The focus I spoke of in the bar in Park City is real. I drove over Deadwood Reservoir from Cascade, Idaho to fish a small stream that feeds the Middle-Fork of the Salmon. I stood at the confluence of two streams, threading tippet into the tiny loop of a small post on a size 18 elk hair caddis. It helped that I had readers on, but the focus and clarity I had for the task at hand was exacting and perfect. I saw a juvenile bald eagle fly over-head. In my left ear I heard a meadowlark and in my right, the far-off chortle of Sand Hill Cranes. I had no cell coverage so no emails, no texts or reminders, no bills or dings or rings or pings. There were no bosses and no expectations.
It was snowing when I took the call. I pulled over by the refinery in Commerce City. A flame shot up into the pewter sky as I stopped the car next to a giant tank. "Please hold for the Vice President of Human Resources.“ "Oh- I am getting fired,“ I thought. I took it like a man and wished them well. I went home and drank margaritas and cried big heaving sobbing cries. Not because I was sad, because I was elated. I cried because I had wasted 15 years of my life being something other than what I really was.
I was adrift. My wife told me to go do something that would clear my mind. I went to Costa Rica and drove around surfing and drinking. One day I sat on a beach and thought about the mechanics of swallowing water to drown but didn’t think I had the balls to do it so I went home to Colorado.
I had injured my back and in a haze of Vicodin, muscle relaxers and red wine I had what some may call a moment of clarity, a divine intervention, or an epiphany. I refer to it as the moment my life changed forever. A dart hit me squarely in the forehead. Do what you love. It is oft parsed wisdom, but it is true. I saw a Mathew McConoughey talk where he said, “Do the work you love and focus on the thing, don’t worry about accolades or money. That will come.” Like, flyfishing, focus on the thing right in front of you and keep casting, get better, learn, but keep casting. Do you love it? Are you in love with it? Then keep casting.
I wrote huge notebooks of notes, I started an LLC and created logos. I started a business doing what I love to do. Just like with fly-fishing, I was awful at it. I tore it down to the studs and built it back up over and over. I tried this fly and that fly, tied hopper droppers and nymphed, looked under rocks for insects. And then I got fewer tangles and my cast unfurled like a wave. I caught fish and then more fish and bigger fish of different and more beautiful species and varieties. I became an expert in my field and my brain knew, that I knew that, and so it sent signals to my body to let others know that my vibrations were real and authentic.

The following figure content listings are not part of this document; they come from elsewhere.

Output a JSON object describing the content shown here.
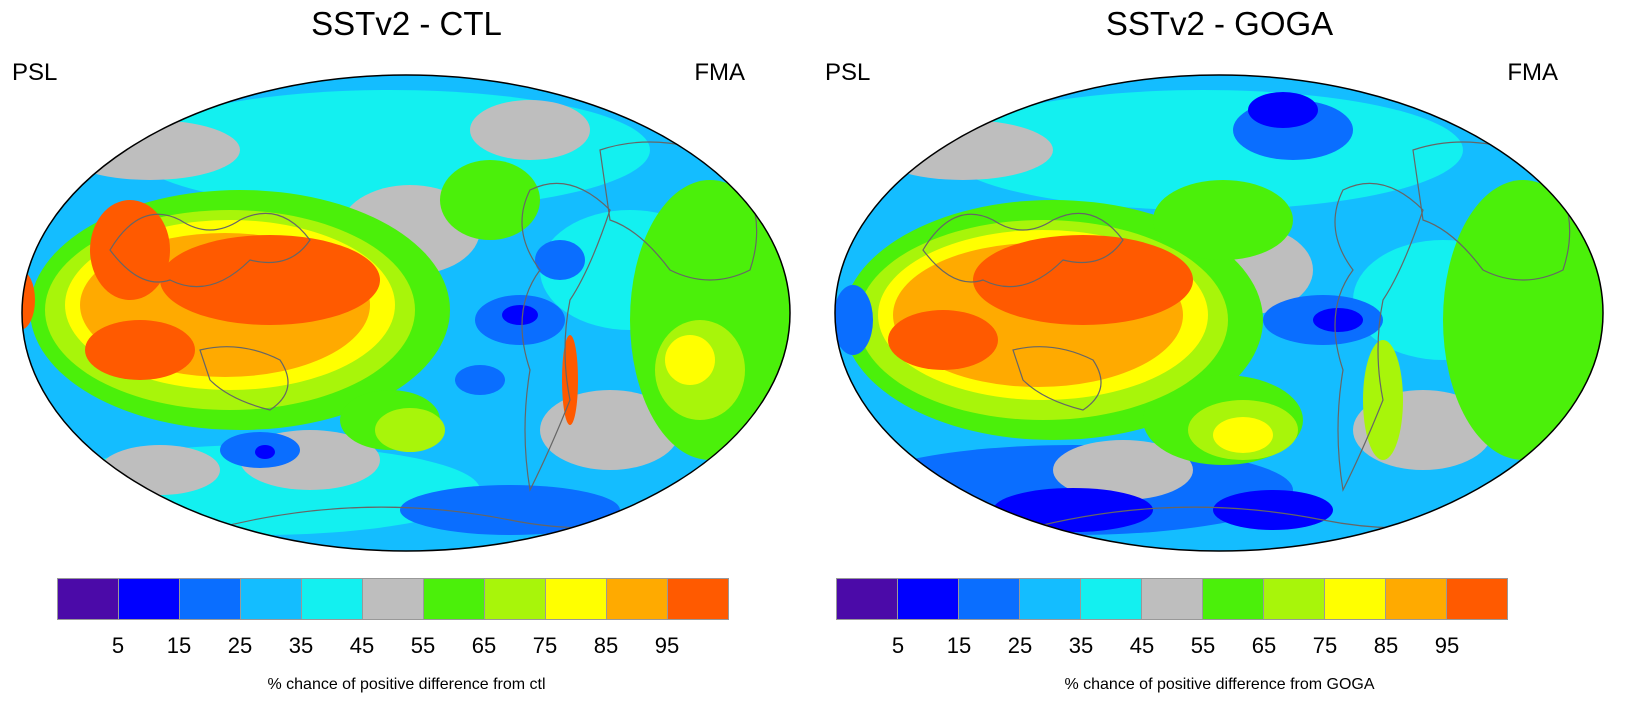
{
  "panels": [
    {
      "title": "SSTv2 - CTL",
      "left_label": "PSL",
      "right_label": "FMA",
      "caption": "% chance of positive difference from ctl"
    },
    {
      "title": "SSTv2 - GOGA",
      "left_label": "PSL",
      "right_label": "FMA",
      "caption": "% chance of positive difference from GOGA"
    }
  ],
  "colorbar": {
    "colors": [
      "#4b0aa8",
      "#0000ff",
      "#0a6eff",
      "#14bdff",
      "#13f0f0",
      "#bebebe",
      "#4bf00a",
      "#a8f50a",
      "#ffff00",
      "#ffaa00",
      "#ff5a00"
    ],
    "tick_labels": [
      "5",
      "15",
      "25",
      "35",
      "45",
      "55",
      "65",
      "75",
      "85",
      "95"
    ]
  }
}
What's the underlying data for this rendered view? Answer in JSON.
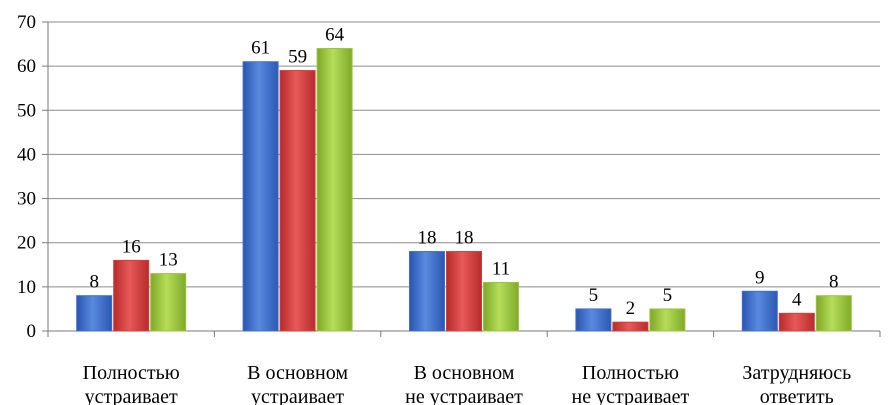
{
  "chart_data": {
    "type": "bar",
    "title": "",
    "xlabel": "",
    "ylabel": "",
    "ylim": [
      0,
      70
    ],
    "yticks": [
      0,
      10,
      20,
      30,
      40,
      50,
      60,
      70
    ],
    "grid": true,
    "legend": "none",
    "categories": [
      [
        "Полностью",
        "устраивает"
      ],
      [
        "В основном",
        "устраивает"
      ],
      [
        "В основном",
        "не устраивает"
      ],
      [
        "Полностью",
        "не устраивает"
      ],
      [
        "Затрудняюсь",
        "ответить"
      ]
    ],
    "series": [
      {
        "values": [
          8,
          61,
          18,
          5,
          9
        ],
        "color": "#3f6fc7"
      },
      {
        "values": [
          16,
          59,
          18,
          2,
          4
        ],
        "color": "#d23c3c"
      },
      {
        "values": [
          13,
          64,
          11,
          5,
          8
        ],
        "color": "#9ac43c"
      }
    ]
  }
}
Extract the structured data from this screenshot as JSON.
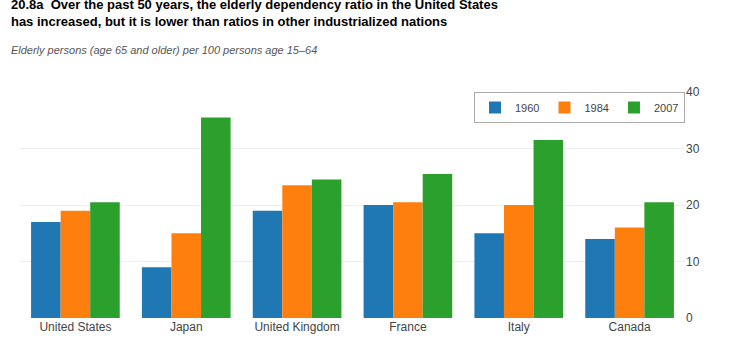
{
  "chart_data": {
    "type": "bar",
    "title": "20.8a  Over the past 50 years, the elderly dependency ratio in the United States\nhas increased, but it is lower than ratios in other industrialized nations",
    "subtitle": "Elderly persons (age 65 and older) per 100 persons age 15–64",
    "categories": [
      "United States",
      "Japan",
      "United Kingdom",
      "France",
      "Italy",
      "Canada"
    ],
    "series": [
      {
        "name": "1960",
        "values": [
          17.0,
          9.0,
          19.0,
          20.0,
          15.0,
          14.0
        ]
      },
      {
        "name": "1984",
        "values": [
          19.0,
          15.0,
          23.5,
          20.5,
          20.0,
          16.0
        ]
      },
      {
        "name": "2007",
        "values": [
          20.5,
          35.5,
          24.5,
          25.5,
          31.5,
          20.5
        ]
      }
    ],
    "ylim": [
      0,
      40
    ],
    "yticks": [
      0,
      10,
      20,
      30,
      40
    ],
    "grid": true,
    "legend": "upper right"
  }
}
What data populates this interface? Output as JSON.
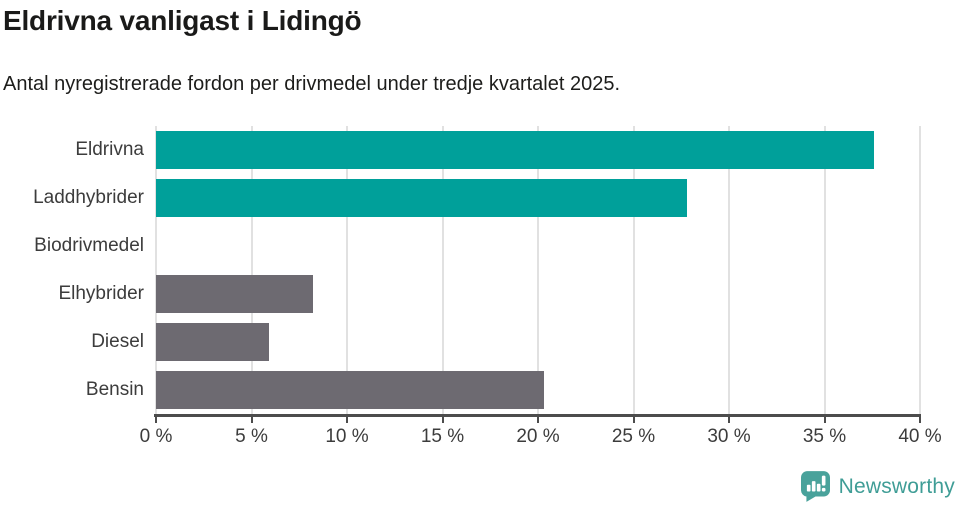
{
  "header": {
    "title": "Eldrivna vanligast i Lidingö",
    "subtitle": "Antal nyregistrerade fordon per drivmedel under tredje kvartalet 2025."
  },
  "chart_data": {
    "type": "bar",
    "orientation": "horizontal",
    "title": "Eldrivna vanligast i Lidingö",
    "xlabel": "",
    "ylabel": "",
    "unit": "%",
    "categories": [
      "Eldrivna",
      "Laddhybrider",
      "Biodrivmedel",
      "Elhybrider",
      "Diesel",
      "Bensin"
    ],
    "values": [
      37.6,
      27.8,
      0,
      8.2,
      5.9,
      20.3
    ],
    "xlim": [
      0,
      40
    ],
    "x_ticks": [
      0,
      5,
      10,
      15,
      20,
      25,
      30,
      35,
      40
    ],
    "x_tick_labels": [
      "0 %",
      "5 %",
      "10 %",
      "15 %",
      "20 %",
      "25 %",
      "30 %",
      "35 %",
      "40 %"
    ],
    "grid": true,
    "legend": "none",
    "bar_colors": [
      "#00a09a",
      "#00a09a",
      "#6d6a71",
      "#6d6a71",
      "#6d6a71",
      "#6d6a71"
    ],
    "highlight_color": "#00a09a",
    "default_color": "#6d6a71"
  },
  "footer": {
    "brand": "Newsworthy",
    "brand_color": "#3f9d96",
    "logo_fill": "#49a29b"
  }
}
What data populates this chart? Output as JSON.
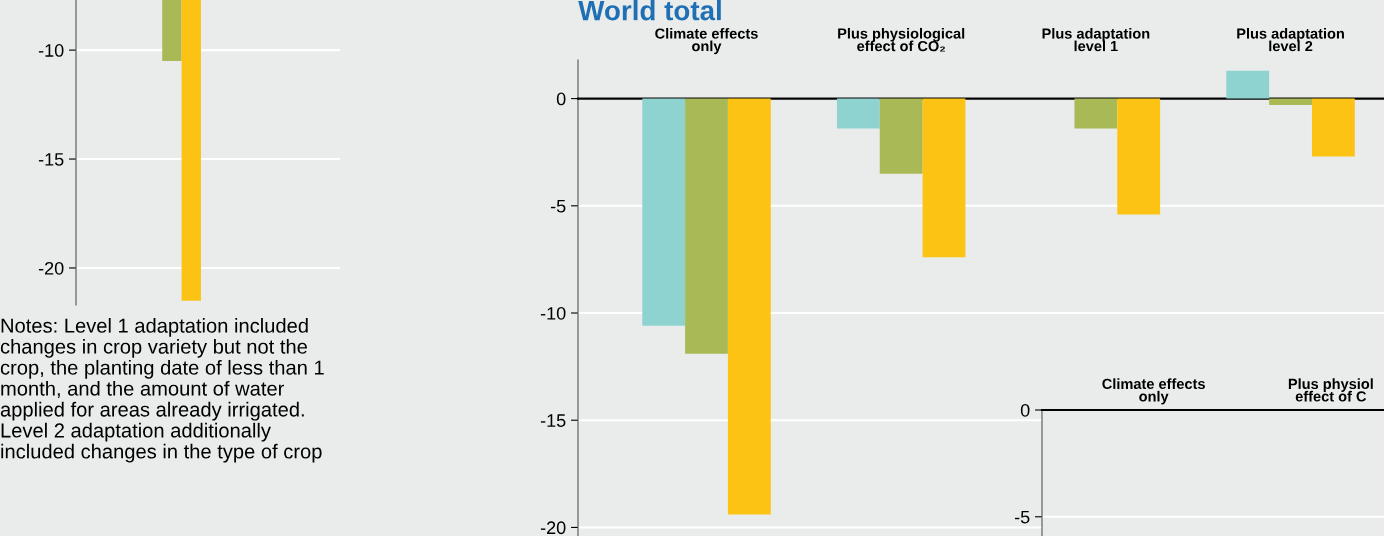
{
  "chart_data": [
    {
      "type": "bar",
      "categories": [
        null
      ],
      "ylim": [
        -21.7,
        -7.7
      ],
      "yticks": [
        -10,
        -15,
        -20
      ],
      "grid": "y",
      "annotations": [
        "Notes: Level 1 adaptation included\nchanges in crop variety but not the\ncrop, the planting date of less than 1\nmonth, and the amount of water\napplied for areas already irrigated.\nLevel 2 adaptation additionally\nincluded changes in the type of crop"
      ],
      "series": [
        {
          "color": "#a9b955",
          "values": [
            -10.5
          ]
        },
        {
          "color": "#fdc314",
          "values": [
            -21.5
          ]
        }
      ]
    },
    {
      "type": "bar",
      "title": "World total",
      "categories": [
        "Climate effects\nonly",
        "Plus physiological\neffect of CO₂",
        "Plus adaptation\nlevel 1",
        "Plus adaptation\nlevel 2"
      ],
      "ylim": [
        -20.4,
        1.8
      ],
      "yticks": [
        0,
        -5,
        -10,
        -15,
        -20
      ],
      "grid": "y",
      "series": [
        {
          "color": "#8fd3d0",
          "values": [
            -10.6,
            -1.4,
            null,
            1.3
          ]
        },
        {
          "color": "#a9b955",
          "values": [
            -11.9,
            -3.5,
            -1.4,
            -0.3
          ]
        },
        {
          "color": "#fdc314",
          "values": [
            -19.4,
            -7.4,
            -5.4,
            -2.7
          ]
        }
      ]
    },
    {
      "type": "bar",
      "categories": [
        "Climate effects\nonly",
        "Plus physiol\neffect of C"
      ],
      "ylim": [
        -5.9,
        0
      ],
      "yticks": [
        0,
        -5
      ],
      "grid": "y"
    }
  ]
}
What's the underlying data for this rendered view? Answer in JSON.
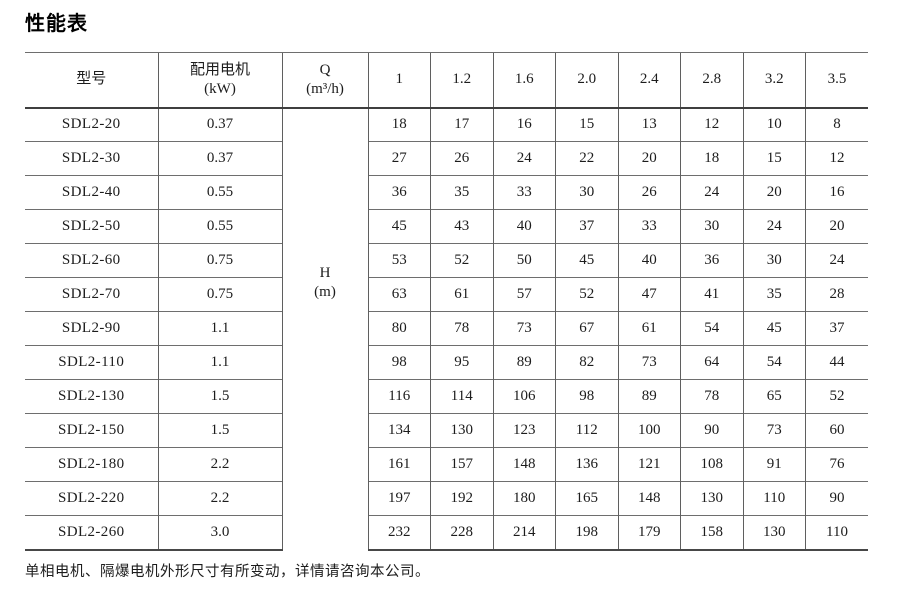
{
  "page": {
    "title": "性能表",
    "footer_note": "单相电机、隔爆电机外形尺寸有所变动，详情请咨询本公司。"
  },
  "table": {
    "model_header": "型号",
    "motor_header_line1": "配用电机",
    "motor_header_line2": "(kW)",
    "flow_symbol": "Q",
    "flow_unit": "(m³/h)",
    "flow_values": [
      "1",
      "1.2",
      "1.6",
      "2.0",
      "2.4",
      "2.8",
      "3.2",
      "3.5"
    ],
    "head_symbol": "H",
    "head_unit": "(m)",
    "rows": [
      {
        "model": "SDL2-20",
        "power": "0.37",
        "heads": [
          "18",
          "17",
          "16",
          "15",
          "13",
          "12",
          "10",
          "8"
        ]
      },
      {
        "model": "SDL2-30",
        "power": "0.37",
        "heads": [
          "27",
          "26",
          "24",
          "22",
          "20",
          "18",
          "15",
          "12"
        ]
      },
      {
        "model": "SDL2-40",
        "power": "0.55",
        "heads": [
          "36",
          "35",
          "33",
          "30",
          "26",
          "24",
          "20",
          "16"
        ]
      },
      {
        "model": "SDL2-50",
        "power": "0.55",
        "heads": [
          "45",
          "43",
          "40",
          "37",
          "33",
          "30",
          "24",
          "20"
        ]
      },
      {
        "model": "SDL2-60",
        "power": "0.75",
        "heads": [
          "53",
          "52",
          "50",
          "45",
          "40",
          "36",
          "30",
          "24"
        ]
      },
      {
        "model": "SDL2-70",
        "power": "0.75",
        "heads": [
          "63",
          "61",
          "57",
          "52",
          "47",
          "41",
          "35",
          "28"
        ]
      },
      {
        "model": "SDL2-90",
        "power": "1.1",
        "heads": [
          "80",
          "78",
          "73",
          "67",
          "61",
          "54",
          "45",
          "37"
        ]
      },
      {
        "model": "SDL2-110",
        "power": "1.1",
        "heads": [
          "98",
          "95",
          "89",
          "82",
          "73",
          "64",
          "54",
          "44"
        ]
      },
      {
        "model": "SDL2-130",
        "power": "1.5",
        "heads": [
          "116",
          "114",
          "106",
          "98",
          "89",
          "78",
          "65",
          "52"
        ]
      },
      {
        "model": "SDL2-150",
        "power": "1.5",
        "heads": [
          "134",
          "130",
          "123",
          "112",
          "100",
          "90",
          "73",
          "60"
        ]
      },
      {
        "model": "SDL2-180",
        "power": "2.2",
        "heads": [
          "161",
          "157",
          "148",
          "136",
          "121",
          "108",
          "91",
          "76"
        ]
      },
      {
        "model": "SDL2-220",
        "power": "2.2",
        "heads": [
          "197",
          "192",
          "180",
          "165",
          "148",
          "130",
          "110",
          "90"
        ]
      },
      {
        "model": "SDL2-260",
        "power": "3.0",
        "heads": [
          "232",
          "228",
          "214",
          "198",
          "179",
          "158",
          "130",
          "110"
        ]
      }
    ]
  }
}
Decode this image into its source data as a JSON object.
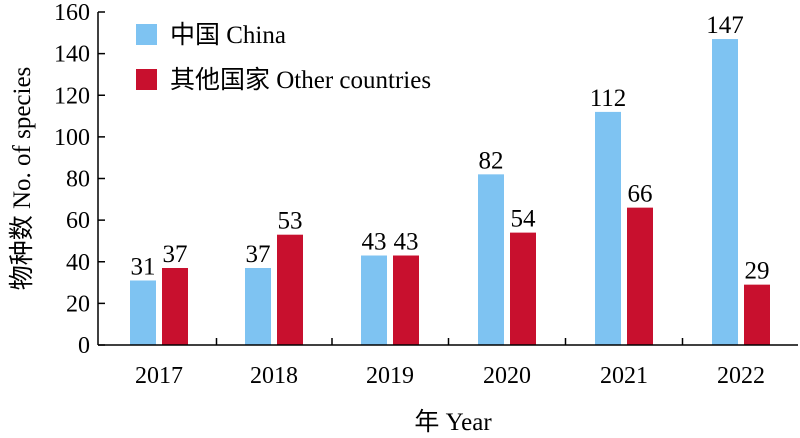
{
  "chart_data": {
    "type": "bar",
    "categories": [
      "2017",
      "2018",
      "2019",
      "2020",
      "2021",
      "2022"
    ],
    "series": [
      {
        "name": "中国 China",
        "values": [
          31,
          37,
          43,
          82,
          112,
          147
        ],
        "color": "#7EC3F2"
      },
      {
        "name": "其他国家 Other countries",
        "values": [
          37,
          53,
          43,
          54,
          66,
          29
        ],
        "color": "#C8102E"
      }
    ],
    "title": "",
    "xlabel": "年 Year",
    "ylabel": "物种数 No. of species",
    "ylim": [
      0,
      160
    ],
    "yticks": [
      0,
      20,
      40,
      60,
      80,
      100,
      120,
      140,
      160
    ],
    "grid": false,
    "legend_position": "top-left"
  }
}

Just like flyfishing, I had a lot of knots and tangles with zero fish to show for it….. for long months on months, Then, like just when a wind knot clusters your whole set-up and it is time to pack it in, I hit paydirt. A stream with a honey hole, the right advice, a fly that matches the rise and turns lucky. I started to feel comfortable, and, in that comfort, there was success. I found my honey hole, my fly shop for advice and the right flies. I am catching fish and moreover, I have peace. I have not felt the dark train of anxiety’s rumble in years. I am, for once, calm and comfortable. I am just keeping it between 10 and 2…. 10 and 2.